Estamos ante un tema delicado, pese haber pasado más de 80 años, las heridas siguen abiertas y las discusiones a pie de calle (gracias a nuestros maravillosos políticos que en cuanto pueden avivan un poquito más el fuego siempre con intereses partidistas). Lo interesante de la última película de Alejandro Amenábar, y que diferencia a ésta de la mayoría de títulos, es que está centrada en la figura de Miguel de Unamuno. A partir de aquí, nos cuenta una historia de la manera más imparcial posible, centrada en el alzamiento militar de Salamanca en 1936, enfocándose sobre todo en la eliminación de cualquier tipo de prejuicio a la hora de posicionarse hacia uno u otro bando. Este tono honesto, equilibrado y diferente al habitual la hace única. Gracias a centrar el punto de vista y el protagonismo en Miguel de Unamuno,  hombre contradictorio donde los haya; apoyó a la República, fue diputado, pero al observar su devenir hacia un estalinismo extremo la abandonó para apoyar al ejército nacional sublevado al que también abandonó al ver las atrocidades que se sucedían durante la guerra. Este personaje tan especial refleja lo importante de la razón y el pensamiento crítico; que no existen blancos o negros absolutos, que no hay nada malo en cambiar de opinión cuando las cosas en las que creías ya no te parecen bien.

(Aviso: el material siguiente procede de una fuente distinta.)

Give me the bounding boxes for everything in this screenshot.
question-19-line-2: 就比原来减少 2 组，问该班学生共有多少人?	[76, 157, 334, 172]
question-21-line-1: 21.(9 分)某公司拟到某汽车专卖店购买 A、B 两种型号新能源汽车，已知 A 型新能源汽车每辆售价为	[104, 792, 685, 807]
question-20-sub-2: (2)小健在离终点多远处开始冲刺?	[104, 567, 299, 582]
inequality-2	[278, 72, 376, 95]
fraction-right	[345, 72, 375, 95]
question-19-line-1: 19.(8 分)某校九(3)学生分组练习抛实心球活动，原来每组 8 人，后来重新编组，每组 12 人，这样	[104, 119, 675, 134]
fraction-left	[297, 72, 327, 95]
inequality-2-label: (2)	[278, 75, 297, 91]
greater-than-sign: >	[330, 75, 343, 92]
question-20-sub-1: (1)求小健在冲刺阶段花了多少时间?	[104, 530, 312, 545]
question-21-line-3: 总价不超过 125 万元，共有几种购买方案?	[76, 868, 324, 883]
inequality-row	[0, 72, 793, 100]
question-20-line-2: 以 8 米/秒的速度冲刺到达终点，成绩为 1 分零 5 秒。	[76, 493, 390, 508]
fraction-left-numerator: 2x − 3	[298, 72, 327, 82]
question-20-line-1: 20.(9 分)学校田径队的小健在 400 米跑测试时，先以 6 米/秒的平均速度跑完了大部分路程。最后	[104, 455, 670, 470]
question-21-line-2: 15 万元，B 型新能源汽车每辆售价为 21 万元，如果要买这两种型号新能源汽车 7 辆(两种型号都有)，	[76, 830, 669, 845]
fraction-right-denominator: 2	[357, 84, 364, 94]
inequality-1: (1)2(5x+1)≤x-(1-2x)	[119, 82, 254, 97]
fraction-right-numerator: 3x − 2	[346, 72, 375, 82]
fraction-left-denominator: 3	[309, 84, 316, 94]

Lo mejor son sin duda alguna las interpretaciones, destacando por encima a un enorme Karra Elejalde que demuestra que es capaz de ponerse en la piel de cualquier tipo de personaje

Amenábar ha vuelto a un cine en el que se siente cómodo. En ‘Regresión’ demostró su calidad técnica, pero también se notaba que su “zona de confort” está contando historias desarrolladas en España, siendo el resultado de su última película algo así como un telefilm, muy por debajo de su calidad habitual. ‘Mientras dure la guerra’ tampoco aporta nada excesivamente brillante a su filmografía, demuestra que tiene una gran capacidad para generar ternura y emocionar al espectador, como hizo en ‘Mar adentro’, en este caso la relación entre Unamuno y su nieto recuerda a la de Ramón Sampedro con su sobrino. La ambientación también es un punto fuerte, y como siempre su talento como compositor de una banda sonora que acompaña eficazmente el transcurso de la película. Lo mejor son sin duda alguna las interpretaciones, destacando por encima a un enorme Karra Elejalde que demuestra que es capaz de ponerse en la piel de cualquier tipo de personaje y encontrarse cómodo en todos los géneros.

Parece que el propósito de Amenábar es crear cierto tipo de conciliación o acercamiento entre la sociedad española siempre tan polarizada, aunque mucho me temo que no va a servir de nada, porque si por algo nos caracterizamos los españoles es por ser tercos como una mula. Se agradece muchísimo el intento. Ojalá nuestros políticos fueran un poco más como Unamuno.